91 So. 525 | La. | 1922

THOMPSON, J.

In this case there is no dispute as to the facts. The Southern Motors Company sold to the Hudson Construction Company a motor truck and an automobile. The evidence of the sale was not recorded. The balance due on the price is $3,000. About a month after the sale the Hudson Construction Company executed a chattel mortgage on the truck and automo*3bile in favor of plaintiff, Morris J. Weiss. Tbe mortgage was duly recorded. Weiss proceeded to foreclose on his mortgage, and the vendor of the property filed a third opposition, claiming priority out of the proceeds of sale by virtue of the vendor’s lien. The truck and automobile were sold, and the price ($2,750) is in the hands of the sheriff, and constitutes the matter in dispute.
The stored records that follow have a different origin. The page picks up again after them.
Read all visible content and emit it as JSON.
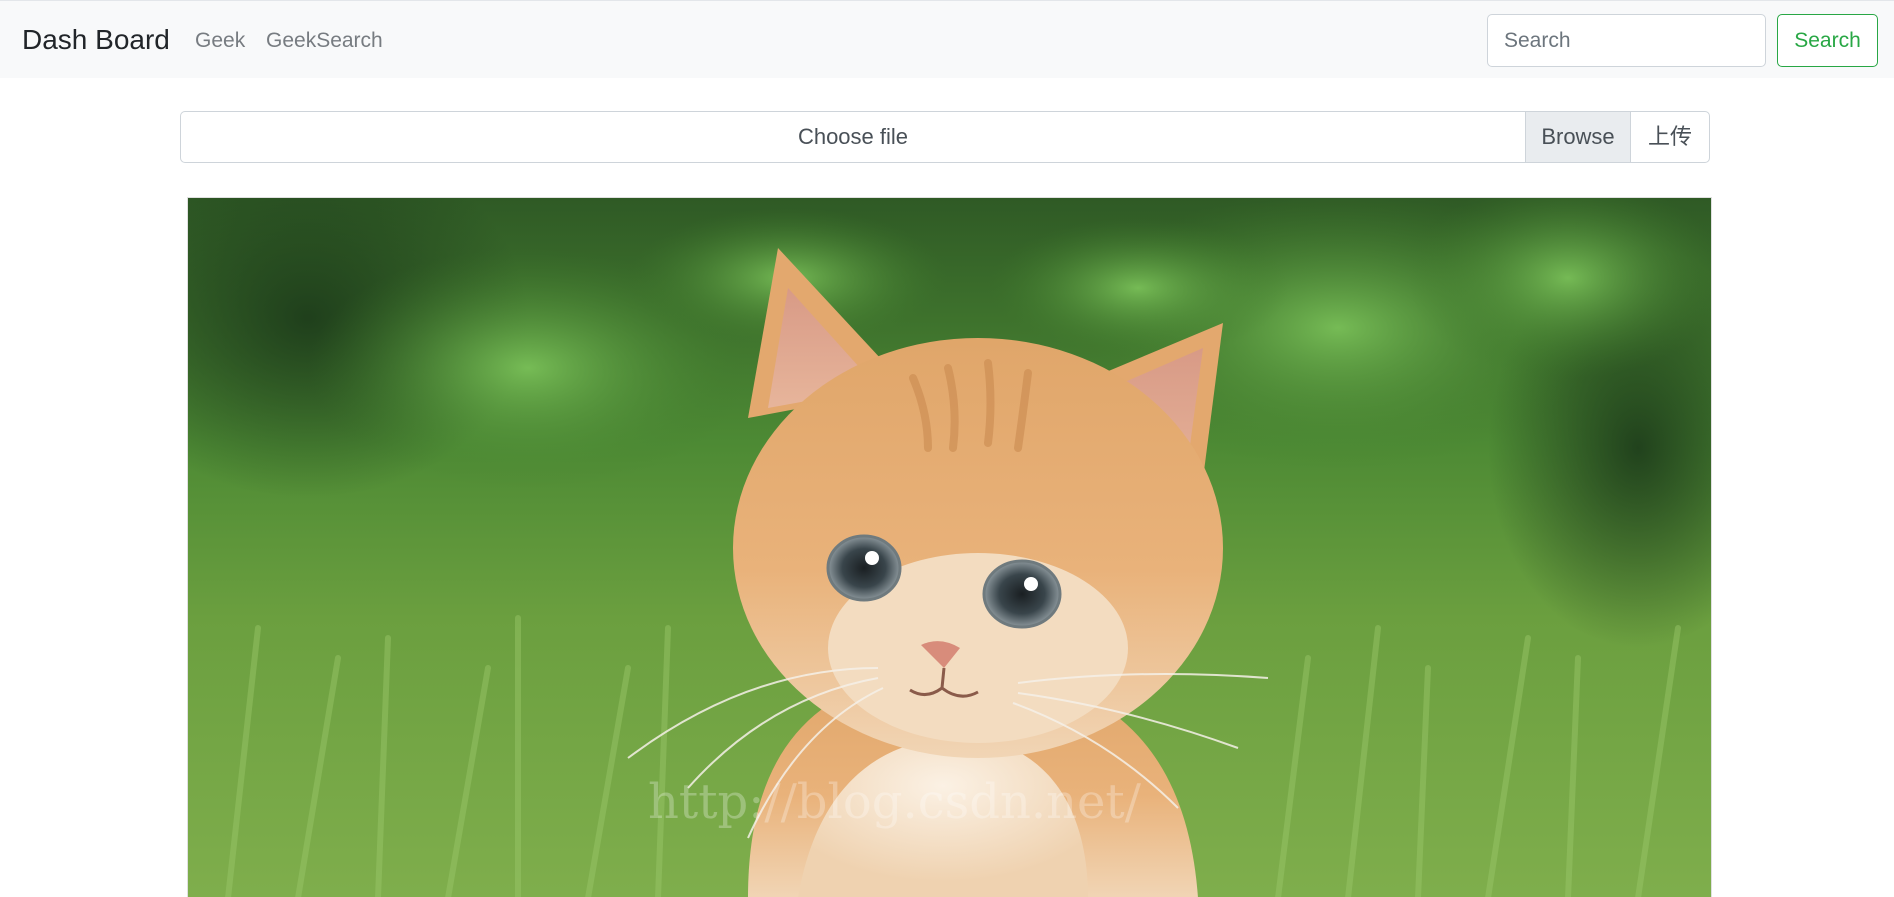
{
  "navbar": {
    "brand": "Dash Board",
    "links": [
      {
        "label": "Geek"
      },
      {
        "label": "GeekSearch"
      }
    ],
    "search": {
      "placeholder": "Search",
      "value": "",
      "button_label": "Search"
    },
    "accent_color": "#28a745"
  },
  "upload": {
    "file_label": "Choose file",
    "browse_label": "Browse",
    "upload_label": "上传"
  },
  "image": {
    "subject": "orange-kitten-on-grass",
    "watermark": "http://blog.csdn.net/"
  },
  "icons": {
    "image": "photo-icon"
  }
}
[1] The legal question presented is, Does an unregistered vendor’s lien on a movable (automobile) outrank a subsequently recorded chattel mortgage? or, to paraphrase the question, Does a mortgage under the chattel mortgage law take precedence over a prior validly existing unrecorded vendor’s privilege?

The contention is made in behalf of the chattel mortgage holder that it was the purpose of the Legislature in adopting the chattel mortgage law, to do away with secret liens in so far as they might conflict with a lien resulting from a recorded chattel mortgage, and to make the law of registry apply to movables in precisely the same way as it does to immovables, in so far as mortgages are concerned. There can be little or no analogy between movable and immovable property as regards the law of registry. All contracts relating to immovable property are required to be recorded (C. C. art. 2266), and the Constitution provides that no privilege on immovable property shall affect third persons unless recorded in the manner prescribed by law. Constitution 1913, art. 186; Constitution 1921, art. 19, § 19.
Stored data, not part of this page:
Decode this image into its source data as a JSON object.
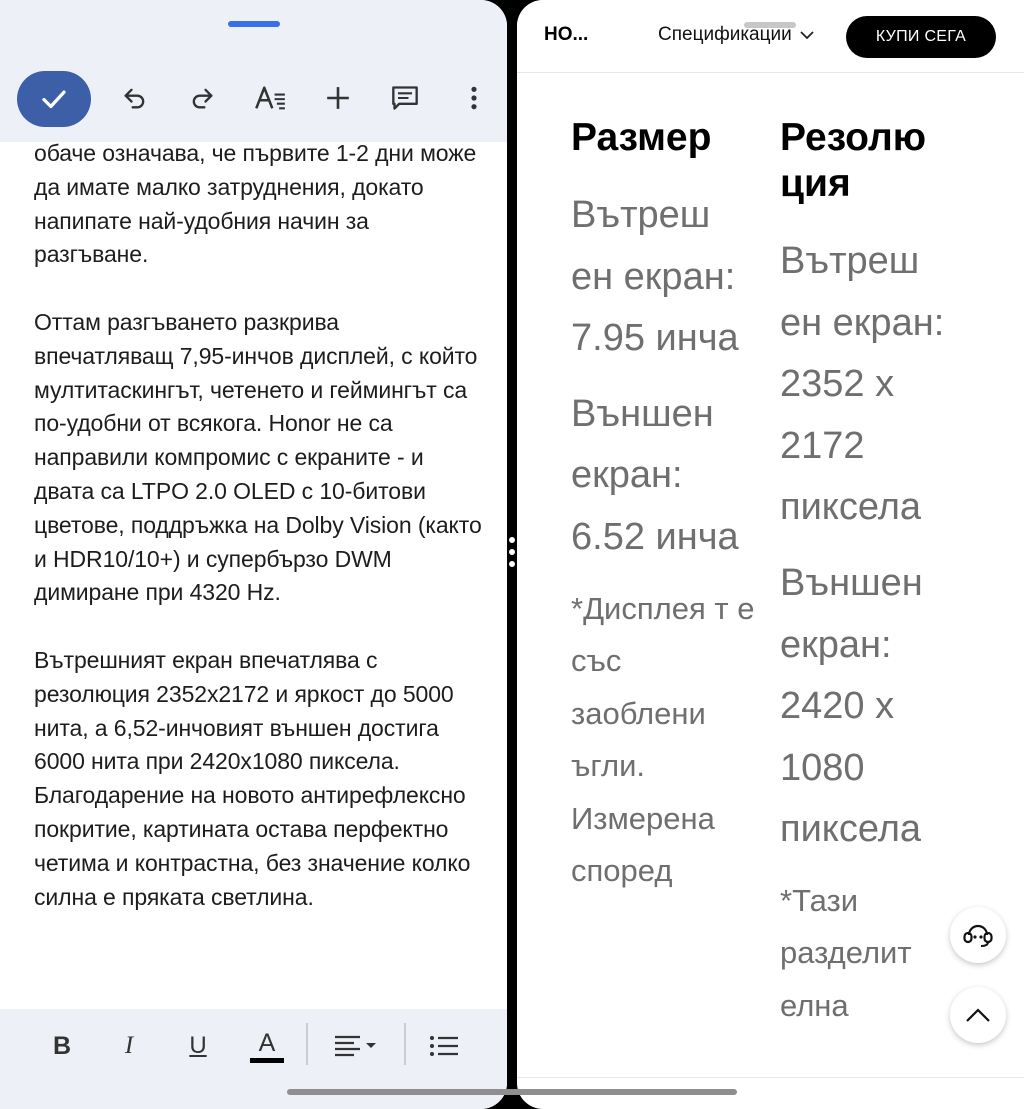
{
  "editor": {
    "toolbar": {
      "done": "check-icon",
      "undo": "undo-icon",
      "redo": "redo-icon",
      "text_format": "text-format-icon",
      "insert": "plus-icon",
      "comment": "comment-icon",
      "more": "more-vert-icon"
    },
    "paragraphs": [
      "обаче означава, че първите 1-2 дни може да имате малко затруднения, докато напипате най-удобния начин за разгъване.",
      "Оттам разгъването разкрива впечатляващ 7,95-инчов дисплей, с който мултитаскингът, четенето и геймингът са по-удобни от всякога. Honor не са направили компромис с екраните - и двата са LTPO 2.0 OLED с 10-битови цветове, поддръжка на Dolby Vision (както и HDR10/10+) и супербързо DWM димиране при 4320 Hz.",
      "Вътрешният екран впечатлява с резолюция 2352x2172 и яркост до 5000 нита, а 6,52-инчовият външен достига 6000 нита при 2420x1080 пиксела. Благодарение на новото антирефлексно покритие, картината остава перфектно четима и контрастна, без значение колко силна е пряката светлина."
    ],
    "format_bar": {
      "bold": "B",
      "italic": "I",
      "underline": "U",
      "text_color": "A",
      "align": "align-icon",
      "list": "list-icon",
      "accent_color": "#3d5fa8"
    }
  },
  "store": {
    "brand": "HO...",
    "specs_label": "Спецификации",
    "buy_label": "КУПИ СЕГА",
    "size_column": {
      "heading": "Размер",
      "values": [
        "Вътреш ен екран: 7.95 инча",
        "Външен екран: 6.52 инча"
      ],
      "note": "*Дисплея т е със заоблени ъгли. Измерена според"
    },
    "resolution_column": {
      "heading": "Резолю ция",
      "values": [
        "Вътреш ен екран: 2352 x 2172 пиксела",
        "Външен екран: 2420 x 1080 пиксела"
      ],
      "note": "*Тази разделит елна"
    },
    "support_icon": "headset-icon",
    "scroll_top_icon": "chevron-up-icon"
  }
}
Such is not the case with regard to movable property. Contracts relating to that class of property are not required to be recorded, and every Constitution of this state, beginning with that of 1879, has declared that privileges on movable property shall exist without being registered, except in such cases as the General Assembly may provide by law. Const. 1879, art. 177; Const. 1898, art. 187; Const. 1913, art. 187; Const. 1921, art. 19, § 19.
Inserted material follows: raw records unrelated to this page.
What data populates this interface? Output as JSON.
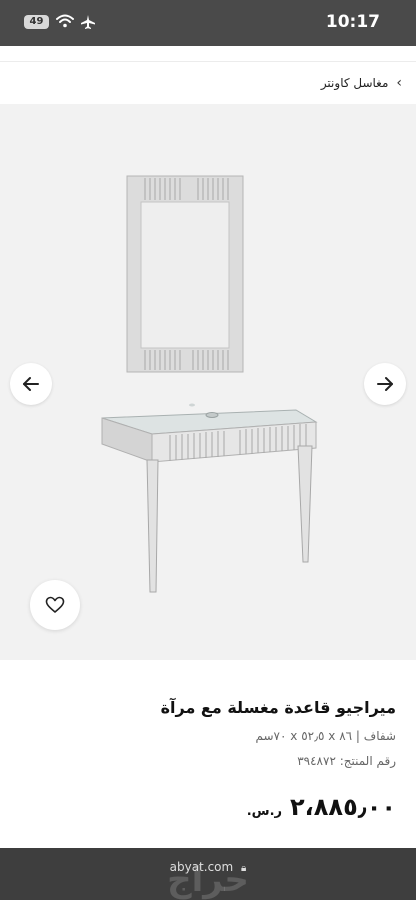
{
  "status_bar": {
    "time": "10:17",
    "battery": "49"
  },
  "breadcrumb": {
    "label": "مغاسل كاونتر"
  },
  "gallery": {
    "prev_label": "previous",
    "next_label": "next"
  },
  "product": {
    "title": "ميراجيو قاعدة مغسلة مع مرآة",
    "specs": "شفاف | ٨٦ x ٥٢٫٥ x ٧٠سم",
    "sku": "رقم المنتج: ٣٩٤٨٧٢",
    "price": "٢،٨٨٥٫٠٠",
    "currency": "ر.س."
  },
  "browser": {
    "url": "abyat.com"
  },
  "watermark": {
    "text": "حراج"
  },
  "icons": {
    "wifi": "wifi-icon",
    "airplane": "airplane-icon",
    "back": "chevron-left-icon",
    "prev": "arrow-left-icon",
    "next": "arrow-right-icon",
    "wishlist": "heart-icon",
    "lock": "lock-icon"
  },
  "colors": {
    "status_bar": "#4a4a4a",
    "gallery_bg": "#f2f2f2",
    "bottom_bar": "#3e3e3e"
  }
}
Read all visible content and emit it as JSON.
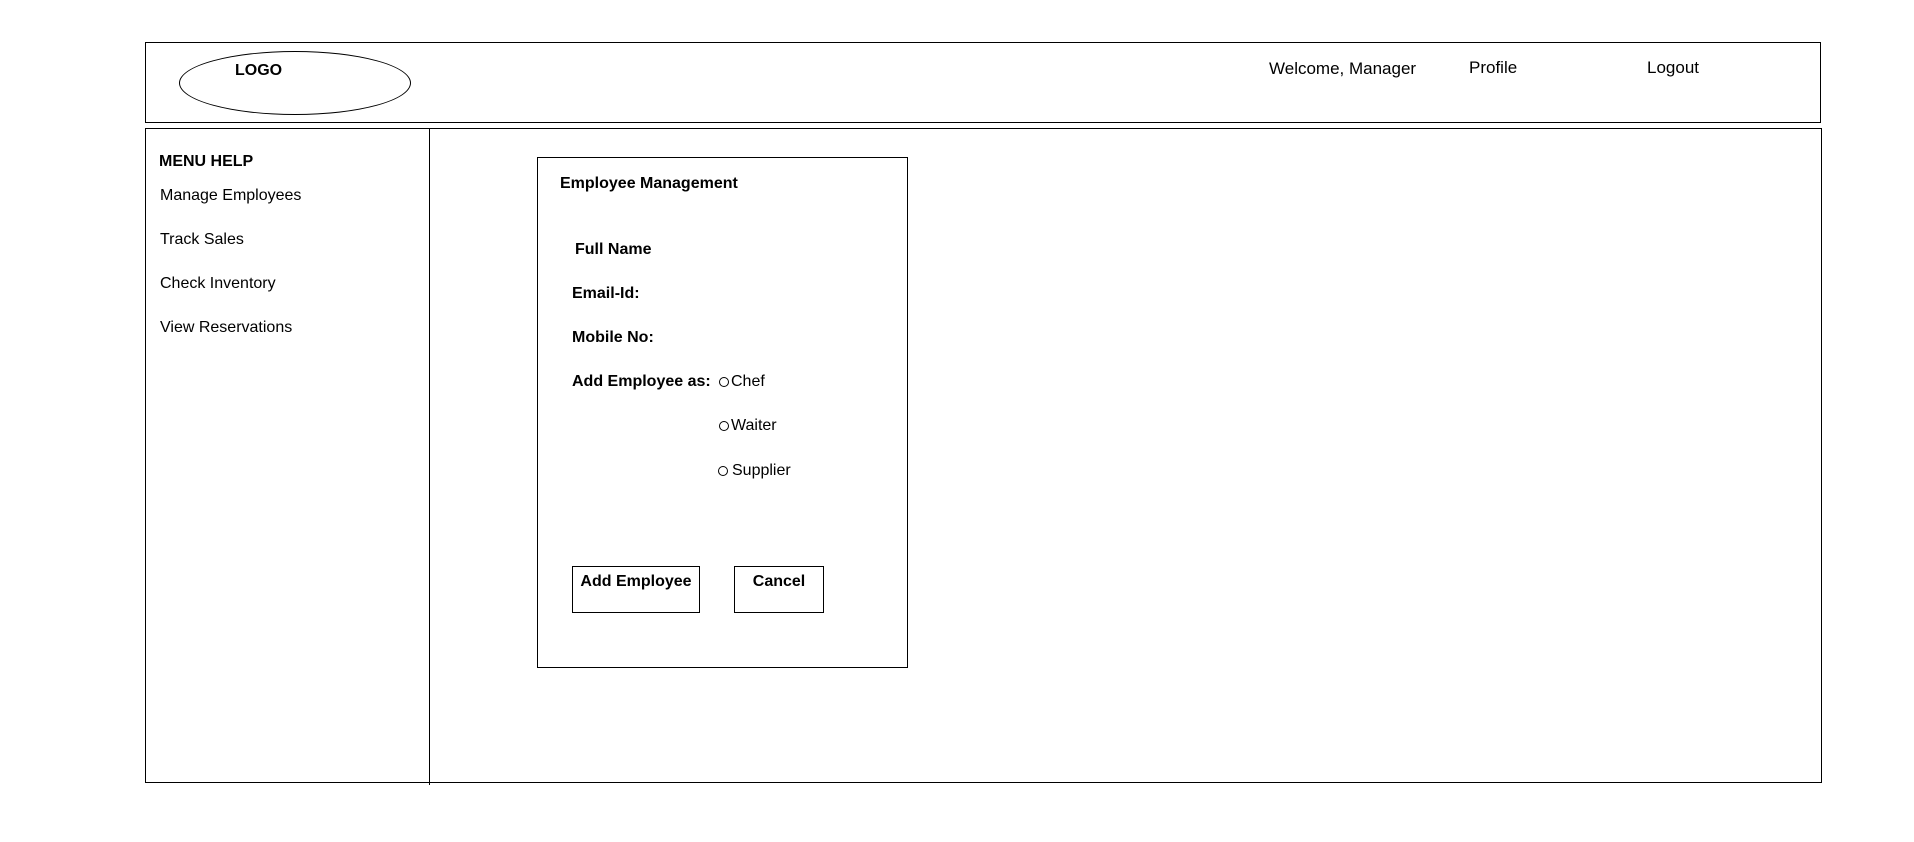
{
  "header": {
    "logo_text": "LOGO",
    "welcome_text": "Welcome, Manager",
    "profile_label": "Profile",
    "logout_label": "Logout"
  },
  "sidebar": {
    "title": "MENU HELP",
    "items": [
      {
        "label": "Manage Employees"
      },
      {
        "label": "Track Sales"
      },
      {
        "label": "Check Inventory"
      },
      {
        "label": "View Reservations"
      }
    ]
  },
  "form": {
    "title": "Employee Management",
    "full_name_label": "Full Name",
    "email_label": "Email-Id:",
    "mobile_label": "Mobile No:",
    "role_label": "Add Employee as:",
    "role_options": [
      {
        "label": "Chef"
      },
      {
        "label": "Waiter"
      },
      {
        "label": "Supplier"
      }
    ],
    "add_button_label": "Add Employee",
    "cancel_button_label": "Cancel"
  }
}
The General Assembly has never passed any general or special law by which a vendor’s privilege on movable property is required to be recorded in order to have effect, either as between the parties or as to third persons. Until such a law is passed, a vendor’s privilege once created will continue to exist without being recorded, until it is lost or superseded in some manner provided by law. The Civil Code declares a privilege to be a right, which the nature of a debt gives to a creditor, and which entitles him to be preferred before other creditors, even those who have mortgages. Article 3186. And he who has sold to another any movable property, which is not paid for, has a preference on the price of his property, over the other creditors of the purchaser, if the property still remains in the possession of the purchaser. C. C. art. 3227.

It was not the purpose of the Legislature in adopting the chattel mortgage law (Act 198 of 1918) to exercise the authority conferred by the Constitution and require registration of privileges on movable property, except in so far as the lien or privilege results from the mortgage provided for in the statute. Nor was it intended by that law to affect the validity or the rank of any privilege existing on the property at the time a chattel mortgage is executed. A person accepting a chattel mortgage on personal property takes it subject to all unrecorded liens and privileges existing on the property at the time, and this plainly appears from the words of the statute. Section 4 of the act provides that every mortgage shall be a lien on the property mortgaged from the time same is filed for recordation, which filing shall be notice to all parties of the existence of such mortgage, and said lien shall be superior in rank to any privilege or lien arising subsequently thereto. The lien dates from the filing of the *5act of mortgage, and the rank of such lien relates to the future. If it had been intended that the chattel mortgage should be retroactive in its effect and to prime or supplant a pre-existing unrecorded privilege, it seems that appropriate language could have been found to express such intention. To adopt the contention of plaintiff would necessitate rewriting the chattel mortgage law so as to make it read: And said Hen shall be superior in rank to any and all unrecorded privileges existing on said property at the time of filing the act of mortgage, as well as all Hens and privileges arising subsequent thereto.

We conclude, therefore, that a valid existing unrecorded vendor’s privilege on movable property is superior in rank to a subsequently recorded chattel mortgage on the same property.

For the reasons assigned, the judgment appealed from is affirmed at appellants’ cost.

Rehearing refused by Division A, composed of Chief Justice PROVOSTY and Justices OVERTON and LECHE.